3. Vetor educação? não há uma ciência suficientemente desenvolvida se não houver uma boa educação básica. O Brasil está cada vez menos seguro no mundo, por causa da baixa educação do seu povo.
Cada vez que deixamos uma pessoa analfabeta, perdemos um potencial fundamental da construção do principal recurso do futuro: a ciência e a
tecnologia.
Não teremos uma ciência e tecnologia plenamente desenvolvida enquanto jogarmos fora boa parte do nosso potencial intelectual porque não demos
escolas a ele. Sem uma boa educação não teremos um país soberano.
No mundo de hoje, um povo sem educação é um povo indefeso. Como ter um sistema nacional de defesa em um país como o Brasil, onde 52% das crianças
chegam aos dez anos de idade sem saber ler, apenas um terço terminam o ensino médio, e no máximo 10% deles concluem um ensino médio de
qualidade?
Com um quadro desses, o Brasil é obviamente um país indefeso, qualquer que seja a qualidade de suas Forças Armadas. O mais grave é que escondemos esse problema comemorando nossos avanços, que são menores do que os avanços de outros países.
Concorremos conosco e estamos ficando para trás. No atual ritmo de evolução do Brasil e de outros países, a educação de nosso povo está, na
média, atrás não só da Argentina, Chile, Uruguai, como já é tradição, mas também do México e, em breve, da Venezuela e da Colômbia.
A construção de uma educação básica forte, que consolide nossos valores culturais desde a primeira infância até o ensino superior, é o caminho para a construção da Defesa Nacional.
4. Vetor ciência e tecnologia? o Brasil não está dando a atenção que deveria, do ponto de vista da segurança nacional, à criação de uma base
científica e tecnológica com a competência e com a dinâmica que o mundo moderno demanda. Estamos ficando para trás.
Hoje, evoluímos na ciência e na tecnologia de uma maneira mais lenta do que todos os demais países de porte médio, equivalentes ao Brasil.
Estamos ficando atrás de países que investiram na educação básica, e a partir daí investem pesadamente na área de ciência e tecnologia. Tudo isso está relacionado à segurança nacional, trata-se de defender o País.
5. Vetor apartação? não é possível ter um país soberano onde parte da população é excluída. No Brasil de hoje, 70 milhões são excluídos do
mínimo essencial, e sentem-se e são tratados como habitantes de um outro país, diferente daquela parcela rica.
O Brasil é um país não apenas com desigualdade social, mas com um corte social, uma apartação A exclusão social impede o país de desenvolver
plenamente seu potencial de defesa, e mesmo de justificar a defesa.
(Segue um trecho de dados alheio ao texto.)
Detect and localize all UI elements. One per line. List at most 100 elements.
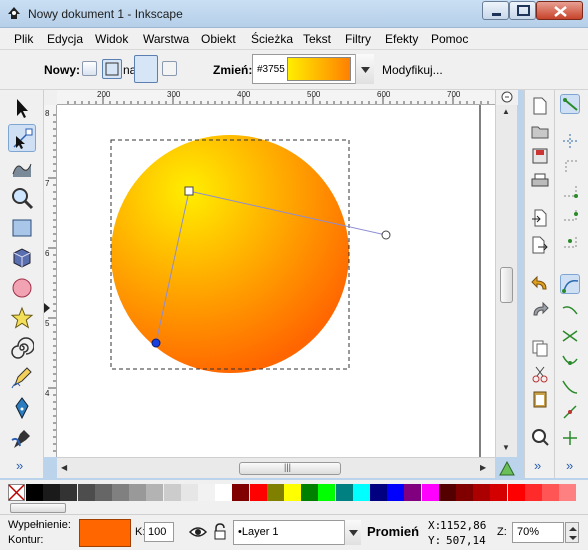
menu-filtry[interactable]: Filtry — [345, 32, 371, 46]
menu-warstwa[interactable]: Warstwa — [143, 32, 189, 46]
snap-bbox-edge-button[interactable] — [560, 155, 580, 175]
palette-scrollbar[interactable] — [0, 502, 588, 514]
cut-button[interactable] — [530, 364, 550, 384]
gradient-center-handle[interactable] — [184, 186, 194, 196]
zoom-field[interactable]: 70% — [512, 522, 564, 543]
fill-indicator[interactable] — [79, 519, 131, 547]
palette-swatch[interactable] — [266, 484, 284, 501]
snap-bbox-midpoint-button[interactable] — [560, 204, 580, 224]
snap-midpoint-button[interactable] — [560, 377, 580, 397]
snap-center-button[interactable] — [560, 402, 580, 422]
snap-paths-button[interactable] — [560, 300, 580, 320]
color-manage-button[interactable] — [497, 459, 517, 478]
palette-swatch[interactable] — [490, 484, 508, 501]
tool-box-3d[interactable] — [8, 244, 36, 272]
palette-swatch[interactable] — [180, 484, 198, 501]
snap-more-button[interactable]: » — [566, 458, 573, 473]
drawing-canvas[interactable] — [57, 105, 495, 457]
tool-rectangle[interactable] — [8, 214, 36, 242]
menu-sciezka[interactable]: Ścieżka — [251, 32, 293, 46]
layer-dropdown-button[interactable] — [344, 520, 361, 545]
menu-efekty[interactable]: Efekty — [385, 32, 418, 46]
linear-gradient-button[interactable] — [82, 61, 97, 76]
radial-gradient-button[interactable] — [102, 59, 122, 79]
zoom-spinner[interactable] — [565, 522, 579, 543]
tool-star[interactable] — [8, 304, 36, 332]
palette-swatch[interactable] — [438, 484, 456, 501]
palette-swatch[interactable] — [473, 484, 491, 501]
stroke-target-button[interactable] — [162, 61, 177, 76]
palette-swatch[interactable] — [163, 484, 181, 501]
palette-scroll-thumb[interactable] — [10, 503, 66, 513]
gradient-radius-handle-selected[interactable] — [151, 338, 161, 348]
scroll-right-icon[interactable]: ▶ — [480, 463, 486, 472]
print-button[interactable] — [530, 171, 550, 191]
export-button[interactable] — [530, 235, 550, 255]
snap-toggle-button[interactable] — [560, 94, 580, 114]
palette-swatch[interactable] — [43, 484, 61, 501]
tool-pen[interactable] — [8, 394, 36, 422]
undo-button[interactable] — [530, 274, 550, 294]
gradient-radius-handle[interactable] — [381, 230, 391, 240]
snap-bbox-button[interactable] — [560, 131, 580, 151]
palette-swatch[interactable] — [559, 484, 577, 501]
redo-button[interactable] — [530, 300, 550, 320]
palette-swatch[interactable] — [284, 484, 301, 501]
import-button[interactable] — [530, 208, 550, 228]
menu-edycja[interactable]: Edycja — [47, 32, 83, 46]
open-button[interactable] — [530, 121, 550, 141]
scroll-down-icon[interactable]: ▼ — [502, 443, 510, 452]
snap-smooth-node-button[interactable] — [560, 351, 580, 371]
menu-obiekt[interactable]: Obiekt — [201, 32, 236, 46]
commands-more-button[interactable]: » — [534, 458, 541, 473]
menu-widok[interactable]: Widok — [95, 32, 128, 46]
minimize-button[interactable] — [482, 1, 509, 20]
vertical-scrollbar[interactable]: ▲ ▼ — [495, 105, 517, 457]
palette-swatch[interactable] — [301, 484, 319, 501]
palette-swatch[interactable] — [404, 484, 422, 501]
copy-button[interactable] — [530, 338, 550, 358]
tool-tweak[interactable] — [8, 154, 36, 182]
edit-gradient-button[interactable]: Modyfikuj... — [382, 63, 443, 77]
tool-spiral[interactable] — [8, 334, 36, 362]
palette-swatch[interactable] — [146, 484, 164, 501]
palette-swatch[interactable] — [129, 484, 147, 501]
palette-swatch[interactable] — [60, 484, 78, 501]
gradient-circle[interactable] — [111, 135, 349, 373]
palette-swatch[interactable] — [232, 484, 250, 501]
zoom-correction-button[interactable] — [496, 90, 518, 105]
snap-nodes-button[interactable] — [560, 274, 580, 294]
palette-swatch[interactable] — [456, 484, 473, 501]
palette-swatch[interactable] — [215, 484, 233, 501]
palette-swatch[interactable] — [352, 484, 370, 501]
tool-node-editor[interactable] — [8, 124, 36, 152]
no-paint-swatch[interactable] — [8, 484, 25, 501]
tool-calligraphy[interactable] — [8, 424, 36, 452]
menu-plik[interactable]: Plik — [14, 32, 33, 46]
tool-zoom[interactable] — [8, 184, 36, 212]
palette-swatch[interactable] — [507, 484, 525, 501]
toggle-visibility-button[interactable] — [188, 522, 208, 542]
gradient-dropdown-button[interactable] — [355, 54, 374, 84]
menu-tekst[interactable]: Tekst — [303, 32, 331, 46]
scroll-left-icon[interactable]: ◀ — [61, 463, 67, 472]
palette-swatch[interactable] — [335, 484, 353, 501]
tool-selector[interactable] — [8, 94, 36, 122]
horizontal-scrollbar[interactable]: ◀ ||| ▶ — [57, 457, 495, 478]
palette-swatch[interactable] — [94, 484, 112, 501]
palette-swatch[interactable] — [77, 484, 95, 501]
palette-swatch[interactable] — [112, 484, 129, 501]
vertical-scroll-thumb[interactable] — [500, 267, 513, 303]
snap-bbox-corner-button[interactable] — [560, 180, 580, 200]
tool-pencil[interactable] — [8, 364, 36, 392]
close-button[interactable] — [536, 1, 583, 20]
opacity-field[interactable]: 100 — [144, 522, 174, 542]
menu-pomoc[interactable]: Pomoc — [431, 32, 468, 46]
palette-swatch[interactable] — [421, 484, 439, 501]
toggle-lock-button[interactable] — [212, 522, 228, 542]
zoom-selection-button[interactable] — [530, 427, 550, 447]
save-button[interactable] — [530, 146, 550, 166]
snap-intersection-button[interactable] — [560, 326, 580, 346]
maximize-button[interactable] — [509, 1, 536, 20]
fill-target-button[interactable] — [134, 55, 158, 83]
Não havia como defender a África do Sul quando sua população negra se sentia
estrangeira.
Que país soberano é possível construir com 70 milhões de excluídos? Imagine um país em guerra com 70 milhões de excluídos pobres que não
conseguem comer o suficiente, que não têm o menor grau de educação.
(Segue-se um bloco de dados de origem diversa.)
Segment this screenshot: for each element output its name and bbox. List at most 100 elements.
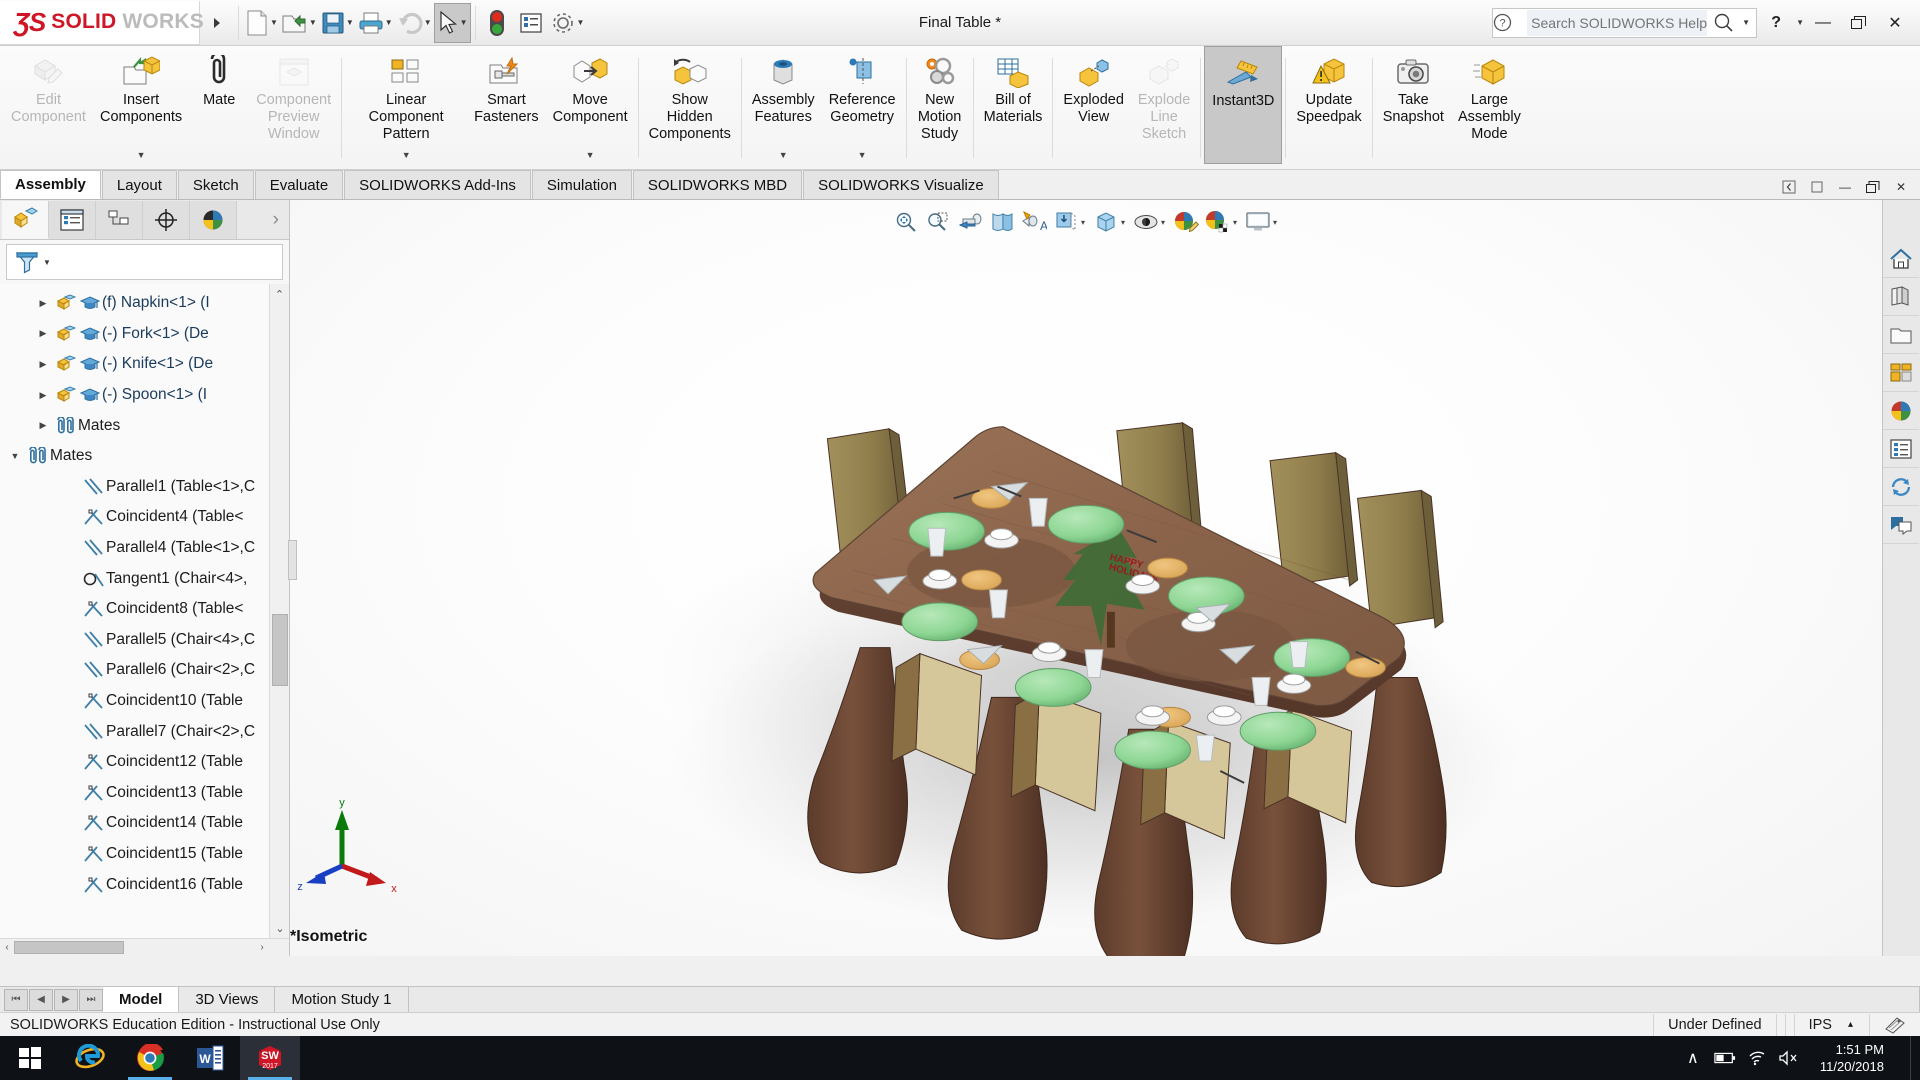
dimxpert-manager-tab[interactable] xyxy=(143,200,190,239)
internet-explorer-button[interactable] xyxy=(60,1036,120,1080)
solidworks-button[interactable]: SW 2017 xyxy=(240,1036,300,1080)
tree-node[interactable]: Coincident16 (Table xyxy=(0,869,289,900)
tree-node[interactable]: ▶ (f) Napkin<1> (I xyxy=(0,288,289,319)
ribbon-bill-of-materials[interactable]: Bill of Materials xyxy=(977,46,1050,164)
command-tab-assembly[interactable]: Assembly xyxy=(0,170,101,199)
feature-manager-tab[interactable] xyxy=(2,200,49,239)
ribbon-instant3d[interactable]: Instant3D xyxy=(1204,46,1283,164)
assembly-model-3d[interactable]: HAPPY HOLIDAYS xyxy=(290,200,1882,956)
ribbon-item-dropdown[interactable]: ▼ xyxy=(858,150,867,160)
feature-tree-hscrollbar[interactable]: ‹ › xyxy=(0,938,289,956)
chevron-right-icon[interactable]: ▶ xyxy=(32,298,54,309)
ribbon-reference-geometry[interactable]: Reference Geometry ▼ xyxy=(822,46,903,164)
ribbon-mate[interactable]: Mate xyxy=(189,46,249,164)
panel-resize-grip[interactable] xyxy=(288,540,297,580)
graphics-viewport[interactable]: A ▾ ▾ ▾ ▾ ▾ HAPPY HOLIDAYS y x z *Isomet… xyxy=(290,200,1882,956)
ribbon-insert-components[interactable]: Insert Components ▼ xyxy=(93,46,189,164)
ribbon-exploded-view[interactable]: Exploded View xyxy=(1056,46,1130,164)
document-tab-model[interactable]: Model xyxy=(103,987,180,1012)
feature-tree-vscrollbar[interactable]: ⌃ ⌄ xyxy=(269,284,289,938)
ribbon-item-dropdown[interactable]: ▼ xyxy=(402,150,411,160)
tree-node[interactable]: Coincident8 (Table< xyxy=(0,594,289,625)
tree-node[interactable]: Parallel5 (Chair<4>,C xyxy=(0,625,289,656)
ribbon-item-dropdown[interactable]: ▼ xyxy=(137,150,146,160)
configuration-manager-tab[interactable] xyxy=(96,200,143,239)
wifi-icon[interactable] xyxy=(1746,1050,1768,1066)
ribbon-update-speedpak[interactable]: Update Speedpak xyxy=(1289,46,1368,164)
pin-button[interactable] xyxy=(1804,175,1830,199)
google-chrome-button[interactable] xyxy=(120,1036,180,1080)
restore-button[interactable] xyxy=(1842,6,1876,40)
tree-node[interactable]: Coincident10 (Table xyxy=(0,686,289,717)
ribbon-move-component[interactable]: Move Component ▼ xyxy=(546,46,635,164)
doc-close-button[interactable]: ✕ xyxy=(1888,175,1914,199)
microsoft-word-button[interactable]: W xyxy=(180,1036,240,1080)
tab-nav-button-2[interactable]: ▶ xyxy=(54,988,78,1011)
battery-icon[interactable] xyxy=(1714,1051,1736,1065)
tree-node[interactable]: Coincident15 (Table xyxy=(0,839,289,870)
ribbon-show-hidden[interactable]: Show Hidden Components xyxy=(642,46,738,164)
chevron-right-icon[interactable]: ▶ xyxy=(32,328,54,339)
status-overlay-icon[interactable] xyxy=(1869,1013,1920,1036)
ribbon-linear-pattern[interactable]: Linear Component Pattern ▼ xyxy=(345,46,467,164)
tray-chevron-icon[interactable]: ∧ xyxy=(1682,1048,1704,1068)
minimize-button[interactable]: — xyxy=(1806,6,1840,40)
help-button[interactable]: ? xyxy=(1759,6,1793,40)
volume-muted-icon[interactable] xyxy=(1778,1050,1800,1066)
design-library-icon[interactable] xyxy=(1883,278,1919,316)
command-tab-simulation[interactable]: Simulation xyxy=(531,170,632,199)
tree-scroll-thumb[interactable] xyxy=(272,614,288,686)
tab-nav-button-0[interactable]: ⏮ xyxy=(4,988,28,1011)
tree-hscroll-left[interactable]: ‹ xyxy=(0,942,14,953)
tree-node[interactable]: ▶ (-) Knife<1> (De xyxy=(0,349,289,380)
document-tab-motion-study-1[interactable]: Motion Study 1 xyxy=(275,987,409,1012)
view-palette-icon[interactable] xyxy=(1883,354,1919,392)
command-tab-layout[interactable]: Layout xyxy=(101,170,177,199)
tree-node[interactable]: Parallel7 (Chair<2>,C xyxy=(0,716,289,747)
solidworks-chat-icon[interactable] xyxy=(1883,506,1919,544)
file-explorer-icon[interactable] xyxy=(1883,316,1919,354)
ribbon-smart-fasteners[interactable]: Smart Fasteners xyxy=(467,46,545,164)
chevron-right-icon[interactable]: ▶ xyxy=(32,390,54,401)
tree-node[interactable]: Coincident14 (Table xyxy=(0,808,289,839)
property-manager-tab[interactable] xyxy=(49,200,96,239)
chevron-right-icon[interactable]: ▶ xyxy=(32,420,54,431)
tree-hscroll-thumb[interactable] xyxy=(14,941,124,954)
help-search-box[interactable]: ? ▼ xyxy=(1492,7,1758,38)
tree-hscroll-right[interactable]: › xyxy=(255,942,269,953)
tree-node[interactable]: ▶ (-) Spoon<1> (I xyxy=(0,380,289,411)
taskbar-clock[interactable]: 1:51 PM 11/20/2018 xyxy=(1810,1041,1894,1075)
close-button[interactable]: ✕ xyxy=(1878,6,1912,40)
command-tab-solidworks-visualize[interactable]: SOLIDWORKS Visualize xyxy=(803,170,999,199)
tree-node[interactable]: Parallel1 (Table<1>,C xyxy=(0,472,289,503)
doc-restore-button[interactable] xyxy=(1860,175,1886,199)
command-tab-solidworks-mbd[interactable]: SOLIDWORKS MBD xyxy=(632,170,803,199)
status-units[interactable]: IPS xyxy=(1793,1013,1846,1036)
pin-left-button[interactable] xyxy=(1776,175,1802,199)
tree-node[interactable]: Coincident12 (Table xyxy=(0,747,289,778)
help-caret[interactable]: ▼ xyxy=(1796,18,1804,27)
chevron-right-icon[interactable]: ▶ xyxy=(32,359,54,370)
tree-node[interactable]: ▶ (-) Fork<1> (De xyxy=(0,319,289,350)
tree-node[interactable]: ▶ Mates xyxy=(0,410,289,441)
tab-nav-button-1[interactable]: ◀ xyxy=(29,988,53,1011)
solidworks-forum-icon[interactable] xyxy=(1883,468,1919,506)
more-tabs-button[interactable]: › xyxy=(273,209,289,231)
command-tab-evaluate[interactable]: Evaluate xyxy=(254,170,344,199)
custom-properties-icon[interactable] xyxy=(1883,430,1919,468)
document-tab-3d-views[interactable]: 3D Views xyxy=(179,987,276,1012)
help-question-icon[interactable]: ? xyxy=(1493,13,1527,32)
ribbon-item-dropdown[interactable]: ▼ xyxy=(586,150,595,160)
filter-caret[interactable]: ▼ xyxy=(43,258,51,267)
command-tab-sketch[interactable]: Sketch xyxy=(177,170,254,199)
display-manager-tab[interactable] xyxy=(190,200,237,239)
tree-scroll-down-button[interactable]: ⌄ xyxy=(270,918,289,938)
command-tab-solidworks-add-ins[interactable]: SOLIDWORKS Add-Ins xyxy=(344,170,531,199)
chevron-down-icon[interactable]: ▼ xyxy=(4,451,26,461)
ribbon-large-assembly-mode[interactable]: Large Assembly Mode xyxy=(1451,46,1528,164)
ribbon-new-motion-study[interactable]: New Motion Study xyxy=(910,46,970,164)
start-button[interactable] xyxy=(0,1036,60,1080)
tree-node[interactable]: Parallel6 (Chair<2>,C xyxy=(0,655,289,686)
ribbon-assembly-features[interactable]: Assembly Features ▼ xyxy=(745,46,822,164)
doc-minimize-button[interactable]: — xyxy=(1832,175,1858,199)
O quadro de pobreza do Brasil é uma limitação à garantia da nossa Defesa e da nossa soberania As melhores e mais competentes Forças Armadas não vão
conseguir garantir a segurança de um país que tem 70 milhões de pobres no limite da miséria.
A luta pela erradicação da pobreza no Brasil é uma condição necessária para a superação do quadro de profunda deficiência da nossa Defesa
Nacional, no mínimo tão importante quanto equipar as Forças Armadas.
A solução dessa apartação, com o acesso de todos os brasileiros a bens e serviços essenciais, é uma condição fundamental para a garantia da defesa
e da soberania das nações.
Isso é possível, não por meio do crescimento econômico, mas de políticas públicas que permitam a superação do quadro de apartação da população que vive na pobreza.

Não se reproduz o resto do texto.